Jack had enjoyed cleaning Isabel’s kitchen; it did not nullify her death, but did soothe. He had been aware of Stella two flights above; would she tell him if she found anything? She was not the sharing type.

He pulled into the station and in the monitor saw a man and a woman boarding different cars; the night-time rush was over. Once more up to Upminster then to Earls Court and home, except that since leaving Michael and Ellen Hamilton’s he had no home.

Jack Harmon had told Stella the truth; he did not know why the colour green – Pantone 375 – provoked such violent symptoms.

He mulled on the other colour in Stella’s branding: Pantone 277. He had hidden his shock well when she told him: twenty-seven and seven didn’t take working out; the signs were thick and fast. Today the set number for the relief train was 652 and as was often the case it had not immediately communicated anything.
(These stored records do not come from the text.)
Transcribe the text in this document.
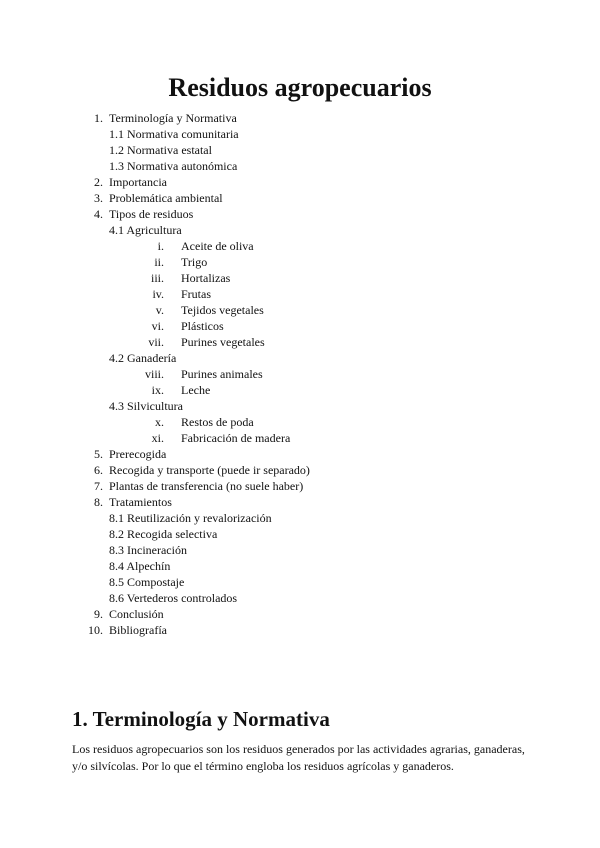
Residuos agropecuarios
1. Terminología y Normativa
1.1 Normativa comunitaria
1.2 Normativa estatal
1.3 Normativa autonómica
2. Importancia
3. Problemática ambiental
4. Tipos de residuos
4.1 Agricultura
i. Aceite de oliva
ii. Trigo
iii. Hortalizas
iv. Frutas
v. Tejidos vegetales
vi. Plásticos
vii. Purines vegetales
4.2 Ganadería
viii. Purines animales
ix. Leche
4.3 Silvicultura
x. Restos de poda
xi. Fabricación de madera
5. Prerecogida
6. Recogida y transporte (puede ir separado)
7. Plantas de transferencia (no suele haber)
8. Tratamientos
8.1 Reutilización y revalorización
8.2 Recogida selectiva
8.3 Incineración
8.4 Alpechín
8.5 Compostaje
8.6 Vertederos controlados
9. Conclusión
10. Bibliografía
1. Terminología y Normativa

Los residuos agropecuarios son los residuos generados por las actividades agrarias, ganaderas, y/o silvícolas. Por lo que el término engloba los residuos agrícolas y ganaderos.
He took the train along the open track after Ravenscourt Park towards Stamford Brook. This was his favourite part of the journey. Jack loved the tunnels, but he also appreciated the long vista at this point. The stations with the highest death rate are those near mental institutions. This was a good place: a Piccadilly train passes the unprotected platform at Stamford Brook at speed; no driver can stop in time.

None of the drivers referred to their shifts as journeys; they were shifts for which they were remunerated, but for Jack every minute counted, every mile travelled was progress.

It was one o’clock in the morning when Jack came out on to Earls Court Road. He avoided the crack in the paving that had got him the other night. Half an hour later he cut under the Hammersmith flyover, dodging between the supports where with no snow it was easier to walk.

There was no green to bother him at night. Jack remembered the light blue: Pantone 277 and got it: the two colours, 277 plus 375, added up to 652: tonight’s set number.

He was getting hotter.

He entered Furnival Gardens and skated along the icy path to Hammersmith Terrace, singing softly:

‘This is the dog that worried the cat

That killed the rat that ate the malt

That lay in the house that Jack built.’

Outside Sarah Glyde’s house, by the Bell Steps, he turned on his phone; Stella had left a message asking him to call. He turned to page 141 of his A–Z. The next page in his quest took him to Biggin Hill. Too late tonight, but with so many signs he must persevere; he texted that he had to take his mother to Biggin Hill and switched his phone to voicemail.


With insistent stealth, snow fell over the sleeping city, rendering it timeless. No one saw a tall, loping figure, hands in the pockets of a long black coat, enter the subway tunnel that came out beside the statue of the Leaning Woman.